Insomnie n'était pas partie bien loin.
Errance dans les affres du doute et de l'angoisse ce matin.
L'angoisse, pareille à elle-même.. un gouffre froid dans la poitrine, une sensation d'écrasement, tout le corps figé dans une terreur sans objet.


La conscience, si aiguë depuis hier, que la vie que je mène depuis si longtemps est trop lourde pour moi.

Que je ne peux plus porter tout ça.

Que tout repose sur, et entretient mon sentiment d'insécurité fondamentale.


Je vais puiser tout ce que je donne à un endroit où il n'y a rien.
Ou si peu.
Tout ce que je récupère comme énergie, comme confiance, comme force chaque jour vient tout juste alimenter cet endroit vide et froid. Et il ne reste plus rien, ou si peu, pour moi.


Comment peut-on en arriver là ? Et vivre ainsi pendant si longtemps surtout ?


Le doute..

La méditation, la pleine conscience apportent la lumière. Mais comme le disait si bien je ne sais plus qui au final.. plus il y a de la lumière, plus on voit l'ombre. Ma thérapeute me disait il n'y a pas si longtemps que la méditation n'était peut-être pas ce qu'il me fallait en ce moment..

Comment la présence, l'attention à ce qui est pourrait ne pas être indiquée pour moi lui ai-je répondu ?


Le doute ce matin.. suis assez forte pour aller regarder l'ombre ?

 

Mon chemin vers la grotte de l'introspection passe par un étroit et profond souterrain rempli de peurs archaïques.

Suis-je de taille pour les regarder en face ?
En même temps, que je veuille les regarder ou non, elles sont là.


Oh Seigneur, ne me laisse pas dans l'abîme je t'en supplie !!!!!!


La réponse est souvent rapide, heureusement.

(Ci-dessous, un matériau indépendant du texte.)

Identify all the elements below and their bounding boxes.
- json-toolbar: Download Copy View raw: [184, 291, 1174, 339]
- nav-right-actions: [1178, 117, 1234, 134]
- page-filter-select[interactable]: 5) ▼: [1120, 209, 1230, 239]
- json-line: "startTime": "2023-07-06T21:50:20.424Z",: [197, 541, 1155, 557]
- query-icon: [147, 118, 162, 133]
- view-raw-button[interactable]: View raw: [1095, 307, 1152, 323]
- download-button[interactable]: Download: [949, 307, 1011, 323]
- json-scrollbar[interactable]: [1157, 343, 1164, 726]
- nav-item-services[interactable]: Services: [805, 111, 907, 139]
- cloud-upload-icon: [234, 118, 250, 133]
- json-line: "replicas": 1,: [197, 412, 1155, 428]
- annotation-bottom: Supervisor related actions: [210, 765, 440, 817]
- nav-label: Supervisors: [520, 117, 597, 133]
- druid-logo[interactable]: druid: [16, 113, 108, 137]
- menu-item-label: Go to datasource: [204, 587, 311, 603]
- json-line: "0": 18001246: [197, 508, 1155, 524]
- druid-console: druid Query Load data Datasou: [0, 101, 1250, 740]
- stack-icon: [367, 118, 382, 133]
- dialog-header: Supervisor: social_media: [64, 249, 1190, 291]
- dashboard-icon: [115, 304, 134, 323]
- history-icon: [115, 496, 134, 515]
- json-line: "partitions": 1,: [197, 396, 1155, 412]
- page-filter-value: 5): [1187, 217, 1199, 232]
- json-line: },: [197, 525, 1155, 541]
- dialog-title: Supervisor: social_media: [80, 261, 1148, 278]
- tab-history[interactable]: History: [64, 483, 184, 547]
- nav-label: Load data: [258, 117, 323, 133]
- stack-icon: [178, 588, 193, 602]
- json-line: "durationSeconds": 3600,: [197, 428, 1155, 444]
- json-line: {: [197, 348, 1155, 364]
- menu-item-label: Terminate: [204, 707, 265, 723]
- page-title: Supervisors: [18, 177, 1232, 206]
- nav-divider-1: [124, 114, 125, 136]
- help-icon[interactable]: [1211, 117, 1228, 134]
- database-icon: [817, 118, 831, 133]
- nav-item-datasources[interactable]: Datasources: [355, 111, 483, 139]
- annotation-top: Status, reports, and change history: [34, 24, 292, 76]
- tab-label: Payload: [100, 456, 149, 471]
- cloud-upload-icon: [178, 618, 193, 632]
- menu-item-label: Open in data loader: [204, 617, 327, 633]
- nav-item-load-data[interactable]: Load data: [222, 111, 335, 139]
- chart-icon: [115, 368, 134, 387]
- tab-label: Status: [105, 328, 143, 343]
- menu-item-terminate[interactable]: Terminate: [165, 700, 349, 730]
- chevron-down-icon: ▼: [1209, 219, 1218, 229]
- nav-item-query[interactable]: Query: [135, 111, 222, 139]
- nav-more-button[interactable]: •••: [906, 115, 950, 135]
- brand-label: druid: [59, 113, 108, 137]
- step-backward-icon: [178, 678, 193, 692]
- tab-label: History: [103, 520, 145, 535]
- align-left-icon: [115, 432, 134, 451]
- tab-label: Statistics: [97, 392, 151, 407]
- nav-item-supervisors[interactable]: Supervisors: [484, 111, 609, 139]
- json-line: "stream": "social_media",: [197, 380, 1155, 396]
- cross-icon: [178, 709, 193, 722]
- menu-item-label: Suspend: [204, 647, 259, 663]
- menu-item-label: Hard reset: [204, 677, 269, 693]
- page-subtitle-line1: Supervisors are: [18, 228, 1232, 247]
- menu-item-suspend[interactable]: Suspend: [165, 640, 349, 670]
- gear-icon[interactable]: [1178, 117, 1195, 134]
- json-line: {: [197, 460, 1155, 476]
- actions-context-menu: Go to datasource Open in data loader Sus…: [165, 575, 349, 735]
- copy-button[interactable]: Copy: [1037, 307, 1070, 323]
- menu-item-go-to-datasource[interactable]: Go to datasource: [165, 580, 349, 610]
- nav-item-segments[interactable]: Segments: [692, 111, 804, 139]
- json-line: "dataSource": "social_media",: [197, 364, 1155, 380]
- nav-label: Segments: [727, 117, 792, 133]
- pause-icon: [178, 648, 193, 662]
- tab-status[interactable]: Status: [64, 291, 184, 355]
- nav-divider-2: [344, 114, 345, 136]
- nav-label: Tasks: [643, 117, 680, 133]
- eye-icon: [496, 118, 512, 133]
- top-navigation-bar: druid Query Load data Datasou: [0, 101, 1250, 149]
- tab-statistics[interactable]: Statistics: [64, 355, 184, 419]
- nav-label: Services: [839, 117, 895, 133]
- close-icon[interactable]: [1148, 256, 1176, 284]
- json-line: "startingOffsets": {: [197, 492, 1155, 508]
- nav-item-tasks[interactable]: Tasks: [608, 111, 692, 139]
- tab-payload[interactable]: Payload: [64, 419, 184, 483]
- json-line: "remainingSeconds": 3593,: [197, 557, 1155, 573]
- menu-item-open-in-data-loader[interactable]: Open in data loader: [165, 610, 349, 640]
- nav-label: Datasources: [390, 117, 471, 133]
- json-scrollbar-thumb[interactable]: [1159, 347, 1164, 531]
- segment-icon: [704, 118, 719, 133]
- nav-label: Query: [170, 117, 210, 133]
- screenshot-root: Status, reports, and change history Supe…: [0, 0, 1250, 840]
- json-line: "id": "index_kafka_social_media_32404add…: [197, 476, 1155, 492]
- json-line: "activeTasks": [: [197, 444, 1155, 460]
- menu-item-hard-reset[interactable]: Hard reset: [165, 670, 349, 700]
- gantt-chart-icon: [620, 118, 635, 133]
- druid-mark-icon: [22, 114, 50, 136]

J'entends le message. Si puissant et si simple à la fois. Si simple que je l'oublie souvent.
Ouiiiiiiiiiiiiiiiiiiiiiiiiiiii.
Je respire..
Ouiiiiiiiiiiiiiiiiiiiiiiiii.
J'inspire...
Ouiiiiiiiiiiiiiiiiiiiiiiii
Le oui expiré est comme un massage profond, chacune de mes cellules l'entend, tout mon corps se réchauffe, se décrispe, se détend.. se laisse aller.
Ouiiiiiiiiiiiiiiiiiiiiiiiii


L'instant présent. Je suis là, dans mon lit. Il n'y a aucun danger.


Il y a juste mon souffle apaisant, les draps et leur chaleur douce sur ma peau, le matelas qui me soutient et me porte..

tout cet ouragan qui a précédé n'existe plus, n'existe pas.


Seule ma poitrine garde l'empreinte de la peur, comme un souvenir, une trace dans le sable mouillé.


Un nouveau jour commence. J'ai marché parmi les ombres, comme presque chaque matin.